BOSTON — When Steve Kerr came to the Warriors, it was because the team needed a head coach that would reset the culture in Oakland.
Five straight NBA Finals and a move across the Bay later, it’s obvious that Kerr was able to do that.
The Warriors’ systems are the envy of the league and the team’s environment of positivity and accountability is legendary.
But the Warriors needed something more than a big-picture coach this season, particularly in the NBA Finals.
They needed a tactical master. Someone who could adapt to any situation and deploy his players in the perfect way. They needed someone to handle the micro.
It’s rare to be a quality team visionary. It’s tough to be an X’s and O’s master.
To be both? That would make someone arguably the best coach in the NBA.
And that’s what Kerr proved himself to be this season.
“Man, you’re talking about one of the greatest coaches of all time,” Andrew Wiggins, arguably the poster child for the Warriors Way said after Game 6. “The way he challenges his players but supports them, it’s amazing. He gives his players confidence and he puts his players in position to succeed. So I’m definitely thankful for Steve Kerr.”

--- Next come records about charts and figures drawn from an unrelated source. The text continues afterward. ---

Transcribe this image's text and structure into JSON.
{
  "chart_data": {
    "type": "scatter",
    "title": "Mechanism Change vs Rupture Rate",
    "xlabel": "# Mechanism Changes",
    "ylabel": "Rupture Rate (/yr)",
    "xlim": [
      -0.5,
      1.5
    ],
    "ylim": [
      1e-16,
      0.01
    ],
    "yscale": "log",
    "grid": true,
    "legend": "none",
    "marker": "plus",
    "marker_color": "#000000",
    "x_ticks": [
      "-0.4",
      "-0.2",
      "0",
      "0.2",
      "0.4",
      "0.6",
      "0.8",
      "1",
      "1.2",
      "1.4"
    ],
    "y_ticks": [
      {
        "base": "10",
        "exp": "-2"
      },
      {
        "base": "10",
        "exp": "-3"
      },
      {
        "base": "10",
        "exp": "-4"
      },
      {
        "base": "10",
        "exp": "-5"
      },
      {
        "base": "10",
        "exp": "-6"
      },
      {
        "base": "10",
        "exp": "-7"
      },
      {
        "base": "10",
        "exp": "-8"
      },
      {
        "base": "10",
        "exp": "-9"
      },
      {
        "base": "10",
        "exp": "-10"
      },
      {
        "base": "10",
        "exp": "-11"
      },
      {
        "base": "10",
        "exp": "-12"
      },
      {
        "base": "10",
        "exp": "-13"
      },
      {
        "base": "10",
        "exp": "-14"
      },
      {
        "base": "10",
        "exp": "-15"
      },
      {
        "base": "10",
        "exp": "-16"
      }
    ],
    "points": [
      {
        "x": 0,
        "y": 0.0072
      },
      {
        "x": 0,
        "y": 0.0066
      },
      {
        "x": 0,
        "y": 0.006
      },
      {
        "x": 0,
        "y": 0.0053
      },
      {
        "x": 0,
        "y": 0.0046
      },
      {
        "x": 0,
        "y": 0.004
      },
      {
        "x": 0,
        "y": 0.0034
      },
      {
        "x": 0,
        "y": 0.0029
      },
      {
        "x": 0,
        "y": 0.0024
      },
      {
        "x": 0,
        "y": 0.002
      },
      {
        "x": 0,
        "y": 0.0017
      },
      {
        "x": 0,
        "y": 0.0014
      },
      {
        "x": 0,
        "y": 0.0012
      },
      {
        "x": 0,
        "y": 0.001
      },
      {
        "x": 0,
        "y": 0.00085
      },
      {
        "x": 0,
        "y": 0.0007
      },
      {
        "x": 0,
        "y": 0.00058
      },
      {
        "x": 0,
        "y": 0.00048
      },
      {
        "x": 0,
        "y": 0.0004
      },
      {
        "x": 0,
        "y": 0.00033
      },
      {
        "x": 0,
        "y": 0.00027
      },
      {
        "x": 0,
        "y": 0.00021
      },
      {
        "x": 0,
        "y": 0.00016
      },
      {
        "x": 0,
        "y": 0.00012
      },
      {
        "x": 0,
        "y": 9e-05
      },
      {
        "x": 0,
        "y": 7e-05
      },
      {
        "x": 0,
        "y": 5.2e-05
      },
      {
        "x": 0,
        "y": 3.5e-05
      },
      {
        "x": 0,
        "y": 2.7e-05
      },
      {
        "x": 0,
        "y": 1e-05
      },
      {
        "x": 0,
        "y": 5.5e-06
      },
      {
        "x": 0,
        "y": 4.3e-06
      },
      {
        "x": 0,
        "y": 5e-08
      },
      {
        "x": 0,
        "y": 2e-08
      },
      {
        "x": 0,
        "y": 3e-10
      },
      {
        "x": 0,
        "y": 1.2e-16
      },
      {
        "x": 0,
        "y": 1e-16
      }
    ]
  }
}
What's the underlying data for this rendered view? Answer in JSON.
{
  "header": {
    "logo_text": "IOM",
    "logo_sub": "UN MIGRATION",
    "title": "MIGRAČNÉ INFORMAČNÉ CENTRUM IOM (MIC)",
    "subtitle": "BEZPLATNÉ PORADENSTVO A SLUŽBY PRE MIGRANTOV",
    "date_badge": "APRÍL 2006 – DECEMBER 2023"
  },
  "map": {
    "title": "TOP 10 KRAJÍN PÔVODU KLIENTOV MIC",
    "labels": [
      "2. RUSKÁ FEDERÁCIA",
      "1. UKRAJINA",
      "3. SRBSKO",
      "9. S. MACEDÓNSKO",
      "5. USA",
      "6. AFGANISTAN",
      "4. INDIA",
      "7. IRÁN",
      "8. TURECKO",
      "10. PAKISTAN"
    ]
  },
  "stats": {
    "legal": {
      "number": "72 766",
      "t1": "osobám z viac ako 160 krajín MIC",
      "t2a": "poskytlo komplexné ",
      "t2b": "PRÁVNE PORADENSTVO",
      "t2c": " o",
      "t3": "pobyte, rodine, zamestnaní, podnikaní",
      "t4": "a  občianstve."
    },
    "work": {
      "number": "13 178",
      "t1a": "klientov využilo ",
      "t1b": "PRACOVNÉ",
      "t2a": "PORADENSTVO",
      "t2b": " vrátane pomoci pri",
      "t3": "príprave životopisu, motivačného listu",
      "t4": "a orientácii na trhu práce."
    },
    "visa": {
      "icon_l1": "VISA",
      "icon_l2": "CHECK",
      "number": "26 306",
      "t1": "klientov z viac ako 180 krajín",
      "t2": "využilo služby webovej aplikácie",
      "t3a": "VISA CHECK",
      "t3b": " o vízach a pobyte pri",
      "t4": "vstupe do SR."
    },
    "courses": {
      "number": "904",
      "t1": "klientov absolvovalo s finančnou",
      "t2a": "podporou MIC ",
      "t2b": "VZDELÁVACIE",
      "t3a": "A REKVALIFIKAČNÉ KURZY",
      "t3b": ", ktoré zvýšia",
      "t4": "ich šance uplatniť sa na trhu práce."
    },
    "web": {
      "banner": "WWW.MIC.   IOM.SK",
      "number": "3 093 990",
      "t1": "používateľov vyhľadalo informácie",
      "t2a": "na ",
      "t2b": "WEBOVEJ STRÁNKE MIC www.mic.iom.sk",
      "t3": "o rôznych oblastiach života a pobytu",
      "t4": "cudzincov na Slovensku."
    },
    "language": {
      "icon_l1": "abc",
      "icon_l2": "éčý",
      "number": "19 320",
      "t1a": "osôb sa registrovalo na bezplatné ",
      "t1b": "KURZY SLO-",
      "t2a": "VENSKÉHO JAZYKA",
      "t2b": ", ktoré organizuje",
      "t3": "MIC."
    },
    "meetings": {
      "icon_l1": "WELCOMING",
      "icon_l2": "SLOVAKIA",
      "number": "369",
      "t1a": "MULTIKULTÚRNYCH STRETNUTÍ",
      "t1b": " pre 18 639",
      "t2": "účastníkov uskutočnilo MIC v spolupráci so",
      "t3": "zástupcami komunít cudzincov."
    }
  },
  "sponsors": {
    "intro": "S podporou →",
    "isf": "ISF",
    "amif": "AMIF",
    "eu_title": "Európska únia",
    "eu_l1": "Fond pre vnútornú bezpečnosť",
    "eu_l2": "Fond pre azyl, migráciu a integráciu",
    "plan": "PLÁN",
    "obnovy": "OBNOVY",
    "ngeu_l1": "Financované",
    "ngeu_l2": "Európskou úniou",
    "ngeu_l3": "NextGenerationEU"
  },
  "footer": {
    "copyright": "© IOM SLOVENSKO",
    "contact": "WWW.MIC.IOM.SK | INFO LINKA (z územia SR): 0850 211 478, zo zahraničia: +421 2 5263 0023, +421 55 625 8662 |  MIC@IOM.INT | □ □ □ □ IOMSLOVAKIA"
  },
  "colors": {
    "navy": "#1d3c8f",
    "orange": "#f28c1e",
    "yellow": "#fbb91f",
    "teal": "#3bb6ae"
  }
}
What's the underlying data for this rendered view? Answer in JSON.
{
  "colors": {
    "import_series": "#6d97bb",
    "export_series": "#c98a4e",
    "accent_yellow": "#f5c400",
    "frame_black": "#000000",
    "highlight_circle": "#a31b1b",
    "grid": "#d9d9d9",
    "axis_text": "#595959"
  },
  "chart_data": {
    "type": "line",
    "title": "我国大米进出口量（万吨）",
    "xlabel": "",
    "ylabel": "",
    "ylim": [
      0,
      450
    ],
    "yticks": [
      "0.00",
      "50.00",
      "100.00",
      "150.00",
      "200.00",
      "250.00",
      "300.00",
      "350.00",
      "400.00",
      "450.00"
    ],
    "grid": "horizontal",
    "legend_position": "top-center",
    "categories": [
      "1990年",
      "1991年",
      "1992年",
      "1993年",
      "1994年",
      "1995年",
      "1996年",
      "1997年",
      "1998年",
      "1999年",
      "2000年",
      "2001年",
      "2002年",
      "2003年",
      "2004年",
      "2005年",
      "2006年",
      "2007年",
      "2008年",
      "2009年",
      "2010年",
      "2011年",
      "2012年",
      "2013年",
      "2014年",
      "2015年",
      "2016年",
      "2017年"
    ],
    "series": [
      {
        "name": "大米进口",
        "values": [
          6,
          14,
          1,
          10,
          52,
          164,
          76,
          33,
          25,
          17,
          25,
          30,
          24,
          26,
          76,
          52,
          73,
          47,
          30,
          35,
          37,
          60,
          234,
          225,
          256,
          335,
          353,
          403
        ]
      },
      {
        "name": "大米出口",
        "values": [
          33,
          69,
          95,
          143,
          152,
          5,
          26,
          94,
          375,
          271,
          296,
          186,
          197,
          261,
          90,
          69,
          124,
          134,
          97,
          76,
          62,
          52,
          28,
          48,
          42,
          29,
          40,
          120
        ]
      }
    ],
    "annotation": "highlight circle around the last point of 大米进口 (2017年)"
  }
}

Kerr’s adjustments throughout these NBA Finals were critical in claiming the series and a fourth title under his reign for the Dubs.
The early portion of the series saw little between Golden State and Boston. The Celtics might have been the more talented team; the Warriors certainly the more experienced. The basic tactics were on point for both teams from the opening tip of Game 1 in San Francisco.
Starting in Game 4, with the Warriors down 2-1 in the series, Kerr comprehensively out-adjusted Boston’s first-year head coach, Ime Udoka. He worked over the rookie, and it resulted in three straight wins and a fourth NBA title in eight years.
For a coach that has so often defaulted to the Warriors’ ideals, this was a realpolitik performance from the Warriors’ head coach.
And it manifested in his benching of Draymond Green in the fourth quarter of that game.
It was a risky but necessary move. It paid with Green’s finish to that game and finish to the series.
Meanwhile, the Boston coach had one move: imploring his team to stop playing soft.
That stopped working around halftime of Game 4.
The Warriors, meanwhile, tinkered, mixed and matched all the way to the final whistle.
And when Kerr found something that worked, he had no problem pushing the button again and again and again late in the series.
Kerr still had moves remaining. He dared Boston to counter. In the final two games, those counters didn’t come.
The biggest adjustment the Warriors made was in Game 5, when Wiggins was matched with Jayson Tatum for every minute the latter was on the court.
In the NHL playoffs, teams try to match lines — this was Kerr’s hockey play.
Tatum shot 16 of 38 over the final two games was far more of a detriment than benefit to the Celtics over the final two contest. Wiggins had him second-guessing everything.
Earlier in the series, the Warriors had found some success with Gary Payton II in the rotation. He sat in Game 1, but he was an impact player in Game 2. Then, Kerr couldn’t find him big minutes in Games 3 and 4.
That was not a problem in Game 5 or Game 6, though. Kerr played Payton played 46 minutes — a top-five number on the Dubs in the final two games of the Finals — and he had 21 points, eight rebounds, a block and six steals. No one had a better net rating than the Young Glove in the final two contests.
Kerr also staggered Kevon Looney and Green more in Games 5, 6 — their minutes on the court together were limited. Both players were marvelous, but having two non-shooters on the floor proved challenging for the Dubs, even if there were defensive positives.
The final big adjustment that Kerr made was to go against what had been working in the series up until Game 4.
But, trust me, it was a pragmatic move.
The Celtics were keying in on the Warriors’ high pick-and-roll — a system that Golden State avoids on principle but started using heavily in Game 1 because of Boston’s switch-everything defense.
But with Curry scoring 43 points in Game 4, Boston made it clear from the jump in Game 5 that they were going to make anyone but No. 30 beat them.
Kerr foresaw the move and the Warriors ran their traditional motion sets almost exclusively for the final two games. Boston was stuck in no man’s land — the Warriors claimed the title.
There will be countless questions in the coming months about if the Warriors can do it again — can they go on another run of NBA Finals appearances?
There’s one question that won’t have to be asked, in any capacity: Is the right man at the helm for whatever happens next?
Kerr has proven himself four times over now, and this might have been the most impressive coaching performance of the lot.